According to the latest Weekly macro report from Shanghai Metals Market, aluminium prices in China are likely to trade under pressure in the near term as recent supply cuts in seven major smelters slowed down. Last week, social inventories of aluminium across eight consumption areas in China grew for the first time in seven weeks, reflecting slow downstream demand. Inventories of primary aluminium, including SHFE warrants, stood at 1.3 million tonnes as of Wednesday January 2, further up 16,000 tonnes from Thursday December 27.
The stocks of 6063 aluminium billet across five major consumption areas expanded 1.29% to 11,000 tonnes, SMM data showed.
Support to aluminium prices in China started reducing on the back of declining costs of major raw materials for primary aluminium production. Total production costs for primary aluminium producers shrank to RMB 1,056.25 per tonne as of Friday December 28, with losses narrowing to RMB 14,496.25 per tonne.

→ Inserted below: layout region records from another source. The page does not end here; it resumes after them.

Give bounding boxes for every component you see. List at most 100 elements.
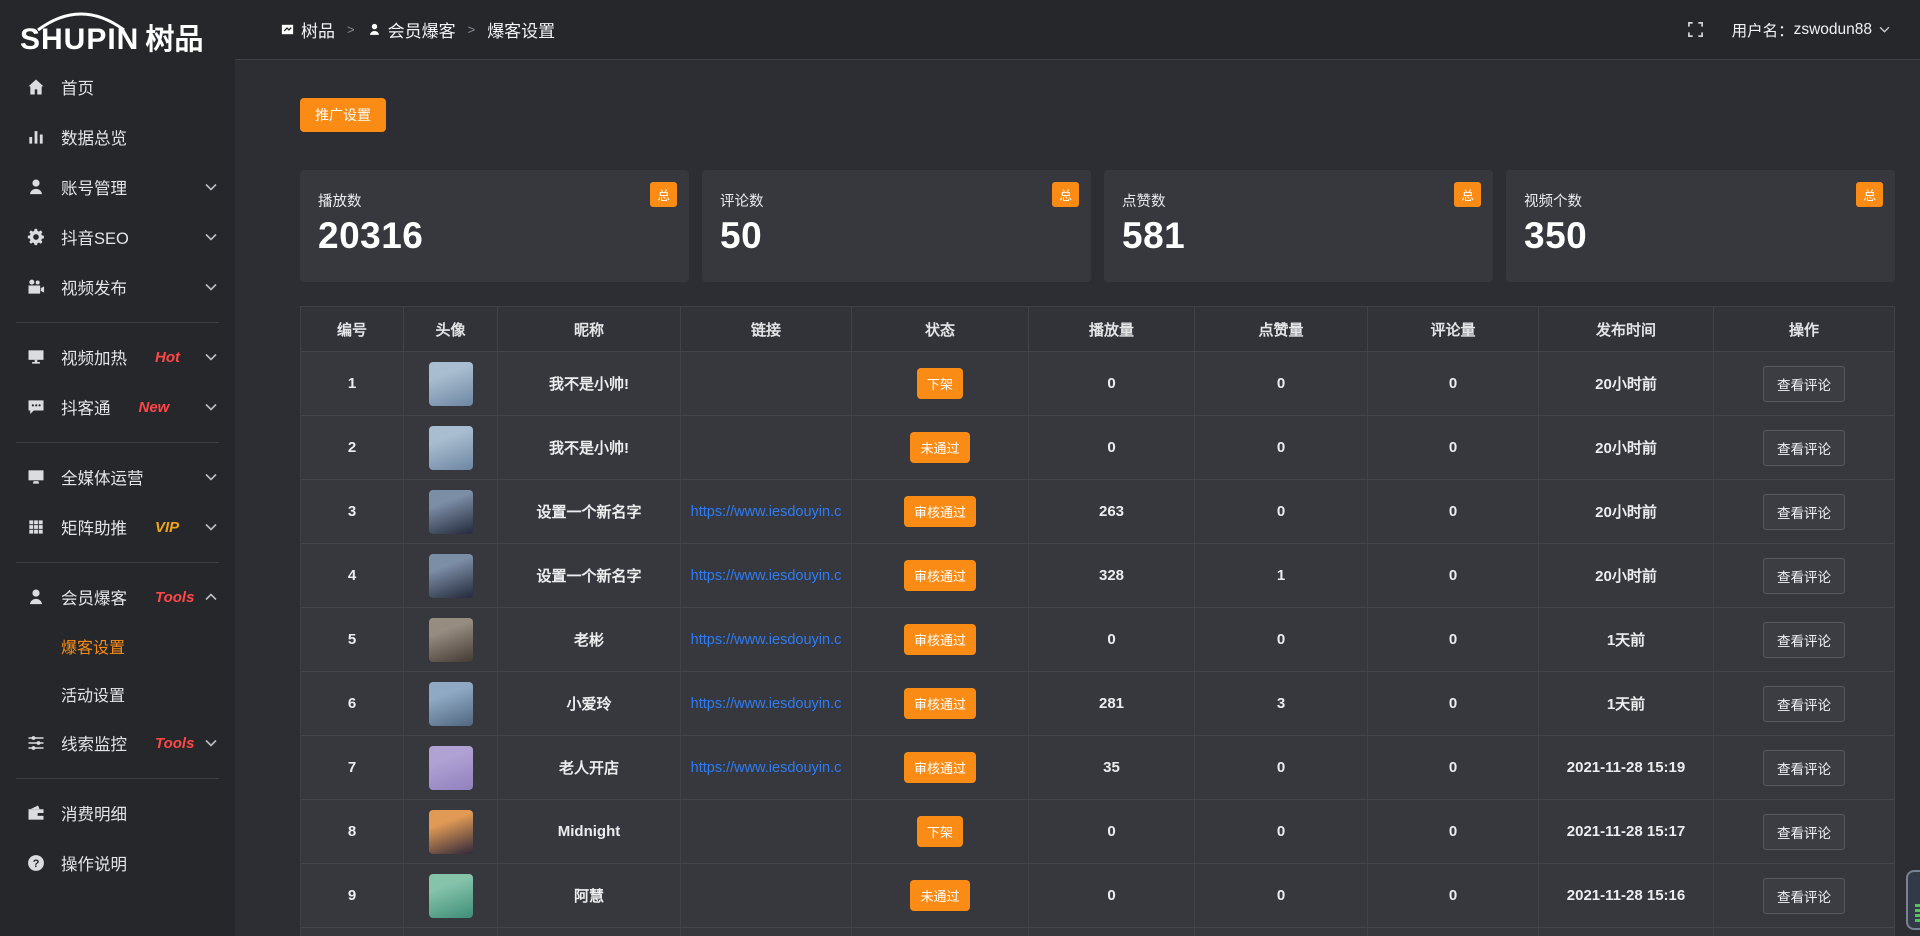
- person-icon: [26, 587, 46, 607]
- view-comments-button[interactable]: 查看评论: [1763, 557, 1845, 594]
- breadcrumb-item[interactable]: 树品: [280, 17, 335, 42]
- table-row: 4 设置一个新名字 https://www.iesdouyin.c 审核通过 3…: [301, 544, 1894, 608]
- cell-comments: 0: [1368, 864, 1539, 927]
- video-link[interactable]: https://www.iesdouyin.c: [690, 503, 842, 520]
- sidebar-subitem-item[interactable]: 活动设置: [61, 688, 126, 705]
- gear-icon: [26, 227, 46, 247]
- table-row: 7 老人开店 https://www.iesdouyin.c 审核通过 35 0…: [301, 736, 1894, 800]
- sidebar-item[interactable]: ? 操作说明: [0, 838, 235, 888]
- home-icon: [26, 77, 46, 97]
- sidebar-item[interactable]: 首页: [0, 62, 235, 112]
- sidebar-item[interactable]: 视频发布: [0, 262, 235, 312]
- cell-status: 审核通过: [852, 608, 1029, 671]
- sidebar-item-label: 全媒体运营: [61, 470, 144, 488]
- video-link[interactable]: https://www.iesdouyin.c: [690, 695, 842, 712]
- user-menu[interactable]: 用户名： zswodun88: [1732, 19, 1890, 41]
- cell-time: 20小时前: [1539, 480, 1714, 543]
- chevron-down-icon: [205, 233, 217, 241]
- cell-id: 8: [301, 800, 404, 863]
- cell-comments: 0: [1368, 800, 1539, 863]
- cell-link: https://www.iesdouyin.c: [681, 544, 852, 607]
- video-link[interactable]: https://www.iesdouyin.c: [690, 631, 842, 648]
- view-comments-button[interactable]: 查看评论: [1763, 365, 1845, 402]
- cell-avatar: [404, 736, 498, 799]
- cell-action: 查看评论: [1714, 352, 1894, 415]
- cell-id: 9: [301, 864, 404, 927]
- table-header-cell: 播放量: [1029, 307, 1195, 351]
- sidebar-item[interactable]: 视频加热 Hot: [0, 332, 235, 382]
- cell-comments: 0: [1368, 480, 1539, 543]
- sidebar-item[interactable]: 账号管理: [0, 162, 235, 212]
- stat-card-total-badge: 总: [1052, 182, 1079, 207]
- cell-likes: 3: [1195, 672, 1368, 735]
- cell-avatar: [404, 864, 498, 927]
- sidebar-item-label: 会员爆客: [61, 590, 127, 608]
- sidebar-item[interactable]: 抖客通 New: [0, 382, 235, 432]
- cell-plays: 0: [1029, 864, 1195, 927]
- sidebar-item[interactable]: 抖音SEO: [0, 212, 235, 262]
- stat-card-label: 评论数: [720, 194, 764, 210]
- chat-icon: [26, 397, 46, 417]
- cell-plays: 0: [1029, 416, 1195, 479]
- sidebar-item-badge: Tools: [155, 588, 195, 606]
- cell-status: 未通过: [852, 864, 1029, 927]
- cell-likes: 1: [1195, 544, 1368, 607]
- sidebar-divider: [0, 312, 235, 332]
- sidebar-subitem-active[interactable]: 爆客设置: [61, 640, 126, 657]
- sidebar-item[interactable]: 线索监控 Tools: [0, 718, 235, 768]
- sidebar-item[interactable]: 消费明细: [0, 788, 235, 838]
- main-content: 推广设置 播放数 20316 总 评论数 50 总 点赞数 581 总 视频个数…: [235, 60, 1920, 936]
- cell-nickname: Midnight: [498, 800, 681, 863]
- view-comments-button[interactable]: 查看评论: [1763, 813, 1845, 850]
- equalizer-bars-icon: [1915, 904, 1920, 922]
- cell-avatar: [404, 672, 498, 735]
- breadcrumb-item[interactable]: 爆客设置: [487, 17, 555, 42]
- wallet-icon: [26, 803, 46, 823]
- breadcrumb-item[interactable]: 会员爆客: [367, 17, 456, 42]
- chevron-down-icon: [1879, 26, 1890, 33]
- edge-widget: [1906, 870, 1920, 930]
- cell-id: [301, 928, 404, 936]
- stat-card-label: 点赞数: [1122, 194, 1166, 210]
- cell-likes: [1195, 928, 1368, 936]
- cell-likes: 0: [1195, 352, 1368, 415]
- sidebar-item[interactable]: 数据总览: [0, 112, 235, 162]
- view-comments-button[interactable]: 查看评论: [1763, 685, 1845, 722]
- cell-plays: 281: [1029, 672, 1195, 735]
- cell-time: 2021-11-28 15:17: [1539, 800, 1714, 863]
- chevron-down-icon: [205, 473, 217, 481]
- status-badge: 未通过: [910, 880, 970, 911]
- video-link[interactable]: https://www.iesdouyin.c: [690, 567, 842, 584]
- screen-icon: [26, 347, 46, 367]
- view-comments-button[interactable]: 查看评论: [1763, 429, 1845, 466]
- table-row: 6 小爱玲 https://www.iesdouyin.c 审核通过 281 3…: [301, 672, 1894, 736]
- view-comments-button[interactable]: 查看评论: [1763, 493, 1845, 530]
- table-row: [301, 928, 1894, 936]
- cell-time: 2021-11-28 15:19: [1539, 736, 1714, 799]
- username-value: zswodun88: [1793, 20, 1872, 38]
- stat-card: 视频个数 350 总: [1506, 170, 1895, 282]
- sidebar-item[interactable]: 矩阵助推 VIP: [0, 502, 235, 552]
- cell-avatar: [404, 800, 498, 863]
- promo-settings-button[interactable]: 推广设置: [300, 98, 386, 132]
- fullscreen-icon[interactable]: [1687, 21, 1704, 38]
- sidebar-item[interactable]: 全媒体运营: [0, 452, 235, 502]
- chevron-up-icon: [205, 593, 217, 601]
- view-comments-button[interactable]: 查看评论: [1763, 621, 1845, 658]
- status-badge: 审核通过: [903, 496, 976, 527]
- table-row: 3 设置一个新名字 https://www.iesdouyin.c 审核通过 2…: [301, 480, 1894, 544]
- table-row: 9 阿慧 未通过 0 0 0 2021-11-28 15:16 查看评论: [301, 864, 1894, 928]
- status-badge: 下架: [916, 368, 963, 399]
- view-comments-button[interactable]: 查看评论: [1763, 749, 1845, 786]
- cell-link: https://www.iesdouyin.c: [681, 608, 852, 671]
- table-header-cell: 链接: [681, 307, 852, 351]
- cell-link: https://www.iesdouyin.c: [681, 736, 852, 799]
- sidebar-divider: [0, 432, 235, 452]
- table-row: 2 我不是小帅! 未通过 0 0 0 20小时前 查看评论: [301, 416, 1894, 480]
- stat-card-value: 581: [1122, 215, 1186, 256]
- avatar: [428, 809, 473, 854]
- view-comments-button[interactable]: 查看评论: [1763, 877, 1845, 914]
- sidebar-item[interactable]: 会员爆客 Tools: [0, 572, 235, 622]
- video-link[interactable]: https://www.iesdouyin.c: [690, 759, 842, 776]
- cell-time: 1天前: [1539, 672, 1714, 735]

For the week ended January 4, domestic alumina prices dropped further to RMB 2,928 per tonne and fob Australia prices remained unchanged at US$405 per tonne, SMM data showed. Losses in alumina prices are likely to slow down in the short term as cash pressures at alumina refiners ease at the start of the year and as aluminium producers restock. Alumina prices are expected to remain under pressure as demand from smelters continued to remain sluggish on slow reopening of smelters and an oversupplied aluminium market. New alumina capacity in China is estimated to stand at 7.6 million tonnes in 2019, up 28.17% from 2018.